Мышцы значит крепнут, амбушюр набивается. Так и должно быть. Месяц, два, и пройдёт.
– Что вы! – в ужасе воскликнул ученик. – Мне быстрее надо.
– Ах, вам быстрее надо!.. – изумился мастер. – Ну, значит, гуди, давай… Иди, иди, гуди…
Когда озадаченный ученик отошёл, разглядывая карандашные чёрточки на светлой поверхности инструмента, Пётр Ильич вздохнул.
– Видал, как и мы когда-то, спешат люди, спешат. А куда спешат? В два дня музыкантами стать хотят. Не понимают.
– Да, не понимают, люди, главного. Для музыки нужно созреть. Не физически, а духовно, нравственно. А это процесс длительный, трудный, многокомпонентный. Как стройка, к примеру. От кирпичика к кирпичику, от этажа к этажу до самой крыши, и даже дальше, к антенне. Тогда только можно предположить, что ты где-то около того… Технику всегда набить можно. А вот без богатой чувствами, образами, воображением души – звука нет. Песни нет. Не получается. Увы!

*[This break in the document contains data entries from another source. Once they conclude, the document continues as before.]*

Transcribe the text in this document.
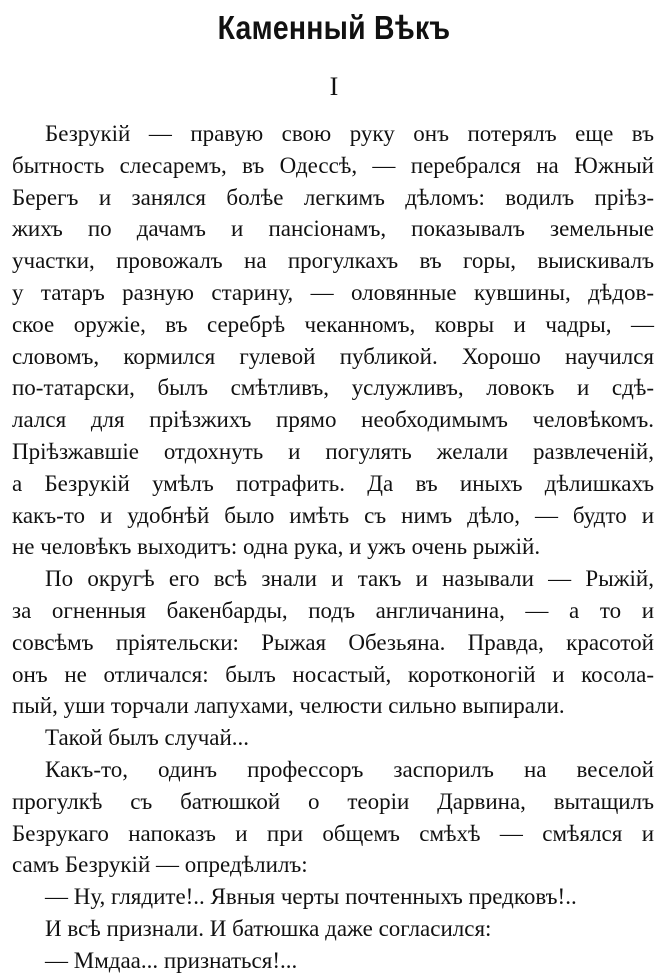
Каменный Вѣкъ
I
Безрукій — правую свою руку онъ потерялъ еще въ
бытность слесаремъ, въ Одессѣ, — перебрался на Южный
Берегъ и занялся болѣе легкимъ дѣломъ: водилъ прiѣз-
жихъ по дачамъ и пансiонамъ, показывалъ земельные
участки, провожалъ на прогулкахъ въ горы, выискивалъ
у татаръ разную старину, — оловянные кувшины, дѣдов-
ское оружiе, въ серебрѣ чеканномъ, ковры и чадры, —
словомъ, кормился гулевой публикой. Хорошо научился
по-татарски, былъ смѣтливъ, услужливъ, ловокъ и сдѣ-
лался для прiѣзжихъ прямо необходимымъ человѣкомъ.
Прiѣзжавшiе отдохнуть и погулять желали развлеченiй,
а Безрукій умѣлъ потрафить. Да въ иныхъ дѣлишкахъ
какъ-то и удобнѣй было имѣть съ нимъ дѣло, — будто и
не человѣкъ выходитъ: одна рука, и ужъ очень рыжій.
По округѣ его всѣ знали и такъ и называли — Рыжій,
за огненныя бакенбарды, подъ англичанина, — а то и
совсѣмъ прiятельски: Рыжая Обезьяна. Правда, красотой
онъ не отличался: былъ носастый, коротконогій и косола-
пый, уши торчали лапухами, челюсти сильно выпирали.
Такой былъ случай...
Какъ-то, одинъ профессоръ заспорилъ на веселой
прогулкѣ съ батюшкой о теорiи Дарвина, вытащилъ
Безрукаго напоказъ и при общемъ смѣхѣ — смѣялся и
самъ Безрукій — опредѣлилъ:
— Ну, глядите!.. Явныя черты почтенныхъ предковъ!..
И всѣ признали. И батюшка даже согласился:
— Ммдаа... признаться!...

– Вот именно… Именно! Браво, друг мой. Хорошо сказали. Бурю комплиментов!.. Лучше не скажешь.
– Но им же, торопыгам, в сознание это не вместишь, они же всё сразу хотят… Здесь и сейчас… Вот и носы расквашивают, я образно так, и слёзы льют, и… Так было, так есть, и так будет, наверное… Это жизнь! Жизнь, да!
– А, и пусть их… Не наши проблемы. Я что-то вам хотел сказать…

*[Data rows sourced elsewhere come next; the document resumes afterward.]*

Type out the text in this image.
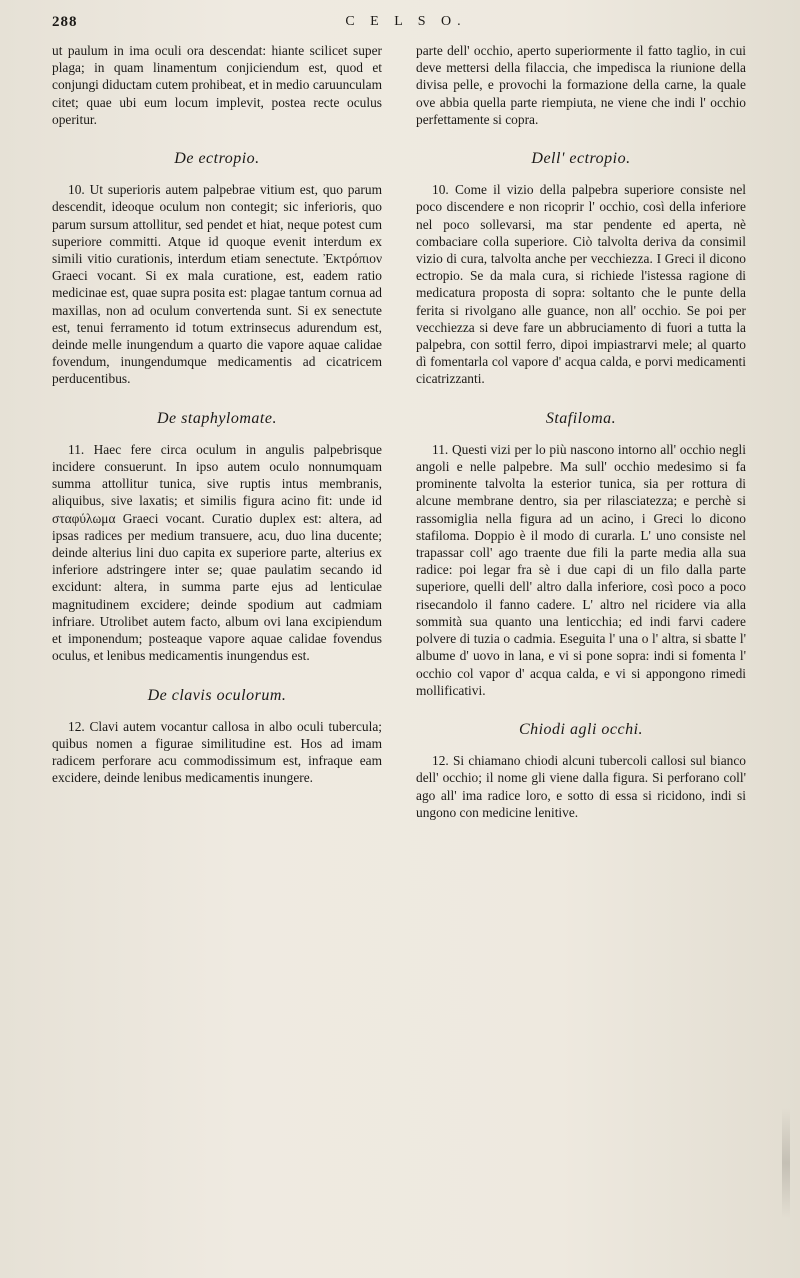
288	C E L S O.

ut paulum in ima oculi ora descendat: hiante scilicet super plaga; in quam linamentum conjiciendum est, quod et conjungi diductam cutem prohibeat, et in medio caruunculam citet; quae ubi eum locum implevit, postea recte oculus operitur.

De ectropio.

10. Ut superioris autem palpebrae vitium est, quo parum descendit, ideoque oculum non contegit; sic inferioris, quo parum sursum attollitur, sed pendet et hiat, neque potest cum superiore committi. Atque id quoque evenit interdum ex simili vitio curationis, interdum etiam senectute. Ἐκτρόπιον Graeci vocant. Si ex mala curatione, est, eadem ratio medicinae est, quae supra posita est: plagae tantum cornua ad maxillas, non ad oculum convertenda sunt. Si ex senectute est, tenui ferramento id totum extrinsecus adurendum est, deinde melle inungendum a quarto die vapore aquae calidae fovendum, inungendumque medicamentis ad cicatricem perducentibus.

De staphylomate.

11. Haec fere circa oculum in angulis palpebrisque incidere consuerunt. In ipso autem oculo nonnumquam summa attollitur tunica, sive ruptis intus membranis, aliquibus, sive laxatis; et similis figura acino fit: unde id σταφύλωμα Graeci vocant. Curatio duplex est: altera, ad ipsas radices per medium transuere, acu, duo lina ducente; deinde alterius lini duo capita ex superiore parte, alterius ex inferiore adstringere inter se; quae paulatim secando id excidunt: altera, in summa parte ejus ad lenticulae magnitudinem excidere; deinde spodium aut cadmiam infriare. Utrolibet autem facto, album ovi lana excipiendum et imponendum; posteaque vapore aquae calidae fovendus oculus, et lenibus medicamentis inungendus est.

De clavis oculorum.

12. Clavi autem vocantur callosa in albo oculi tubercula; quibus nomen a figurae similitudine est. Hos ad imam radicem perforare acu commodissimum est, infraque eam excidere, deinde lenibus medicamentis inungere.

parte dell' occhio, aperto superiormente il fatto taglio, in cui deve mettersi della filaccia, che impedisca la riunione della divisa pelle, e provochi la formazione della carne, la quale ove abbia quella parte riempiuta, ne viene che indi l' occhio perfettamente si copra.

Dell' ectropio.

10. Come il vizio della palpebra superiore consiste nel poco discendere e non ricoprir l' occhio, così della inferiore nel poco sollevarsi, ma star pendente ed aperta, nè combaciare colla superiore. Ciò talvolta deriva da consimil vizio di cura, talvolta anche per vecchiezza. I Greci il dicono ectropio. Se da mala cura, si richiede l'istessa ragione di medicatura proposta di sopra: soltanto che le punte della ferita si rivolgano alle guance, non all' occhio. Se poi per vecchiezza si deve fare un abbruciamento di fuori a tutta la palpebra, con sottil ferro, dipoi impiastrarvi mele; al quarto dì fomentarla col vapore d' acqua calda, e porvi medicamenti cicatrizzanti.

Stafiloma.

11. Questi vizi per lo più nascono intorno all' occhio negli angoli e nelle palpebre. Ma sull' occhio medesimo si fa prominente talvolta la esterior tunica, sia per rottura di alcune membrane dentro, sia per rilasciatezza; e perchè si rassomiglia nella figura ad un acino, i Greci lo dicono stafiloma. Doppio è il modo di curarla. L' uno consiste nel trapassar coll' ago traente due fili la parte media alla sua radice: poi legar fra sè i due capi di un filo dalla parte superiore, quelli dell' altro dalla inferiore, così poco a poco risecandolo il fanno cadere. L' altro nel ricidere via alla sommità sua quanto una lenticchia; ed indi farvi cadere polvere di tuzia o cadmia. Eseguita l' una o l' altra, si sbatte l' albume d' uovo in lana, e vi si pone sopra: indi si fomenta l' occhio col vapor d' acqua calda, e vi si appongono rimedi mollificativi.

Chiodi agli occhi.

12. Si chiamano chiodi alcuni tubercoli callosi sul bianco dell' occhio; il nome gli viene dalla figura. Si perforano coll' ago all' ima radice loro, e sotto di essa si ricidono, indi si ungono con medicine lenitive.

Нас перебили… А, вспомнил! У меня предложение: не отлучиться ли нам сегодня в увольнение. Вечером, конечно. После отбоя. Почти месяц без берега. Мы ж не рабы на галёрах, и не в кабаке на контракте! Я одно местечко за забором знаю, где и достойная нас женщина есть, и выпить чего, и огурчики с картошечкой… Жутко каша армейская надоела.